Disdaining the game plan of running the ball against the Jets, the four-time Super Bowl winning quarterback decided to do what he did best — throw the ball. The return was successful at first with Bradshaw leading the Steelers on two touchdown drives and throwing for both TDs. Those would end up being the last two touchdown passes Bradshaw ever threw. His elbow was injured again and he left the game. Behind Bradshaw’s early heroics, the Steelers defense was able to contribute heavily to the 34–7 win over the Jets.
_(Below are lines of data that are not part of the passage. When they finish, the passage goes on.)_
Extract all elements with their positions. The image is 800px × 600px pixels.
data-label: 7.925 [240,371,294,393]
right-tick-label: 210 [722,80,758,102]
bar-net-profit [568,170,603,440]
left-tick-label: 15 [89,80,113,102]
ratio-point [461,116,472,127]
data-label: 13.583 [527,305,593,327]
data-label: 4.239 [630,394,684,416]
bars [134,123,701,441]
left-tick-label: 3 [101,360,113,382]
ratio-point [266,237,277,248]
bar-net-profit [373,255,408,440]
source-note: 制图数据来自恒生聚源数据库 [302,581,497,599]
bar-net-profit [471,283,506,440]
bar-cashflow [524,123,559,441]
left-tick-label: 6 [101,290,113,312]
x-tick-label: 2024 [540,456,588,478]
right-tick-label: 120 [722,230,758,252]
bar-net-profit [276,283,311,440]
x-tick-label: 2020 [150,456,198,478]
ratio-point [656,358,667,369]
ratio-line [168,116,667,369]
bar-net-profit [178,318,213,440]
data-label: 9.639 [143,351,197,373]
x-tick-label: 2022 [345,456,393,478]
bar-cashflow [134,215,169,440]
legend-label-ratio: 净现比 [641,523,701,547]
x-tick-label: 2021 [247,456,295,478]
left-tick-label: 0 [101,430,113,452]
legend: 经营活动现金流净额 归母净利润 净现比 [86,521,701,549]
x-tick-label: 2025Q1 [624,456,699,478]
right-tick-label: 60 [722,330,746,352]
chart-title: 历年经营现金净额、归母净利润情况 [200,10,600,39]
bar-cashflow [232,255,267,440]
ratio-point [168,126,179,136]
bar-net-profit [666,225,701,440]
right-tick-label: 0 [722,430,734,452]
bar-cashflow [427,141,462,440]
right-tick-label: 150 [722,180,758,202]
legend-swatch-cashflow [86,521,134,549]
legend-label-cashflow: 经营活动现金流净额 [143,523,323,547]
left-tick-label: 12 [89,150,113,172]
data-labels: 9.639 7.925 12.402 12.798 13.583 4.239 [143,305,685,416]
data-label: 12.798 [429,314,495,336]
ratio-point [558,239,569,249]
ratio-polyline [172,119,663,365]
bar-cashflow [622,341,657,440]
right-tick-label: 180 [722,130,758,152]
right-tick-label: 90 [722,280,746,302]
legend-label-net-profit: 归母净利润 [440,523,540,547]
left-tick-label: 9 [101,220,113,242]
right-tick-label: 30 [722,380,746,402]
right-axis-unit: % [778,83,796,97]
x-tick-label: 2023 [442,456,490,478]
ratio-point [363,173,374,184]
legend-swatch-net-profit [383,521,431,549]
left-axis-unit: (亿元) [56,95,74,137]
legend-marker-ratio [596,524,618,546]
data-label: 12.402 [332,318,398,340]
Noll would start Stoudt once again at quarterback for the last game of the season against Cleveland. Third-year backup Mark Malone replaced Stoudt in the second half. Despite losing to the Browns, 30–17, the Steelers topped Cleveland by one win for the AFC Central Division title and a trip to Los Angeles to face the Raiders in a first round playoff game. The Steelers lost to the eventual Super Bowl Champions, 38–10.
Of the two meltdowns, the most shocking may belong to the 2018 Steelers. The 1983 Steelers collapse was a case of a strong defense overcompensating for a below average offense which played above its natural abilities for a portion of the season. Some could say it’s a role reversal for the current Steelers as the high powered offense makes up for defensive deficiencies. It’s difficult to compare teams of decades past with those of present day but the personnel of the 2018 Steelers should not be facing such a ‘crash.’ There is still a chance at redemption. All it takes is a Steelers win and a Ravens loss.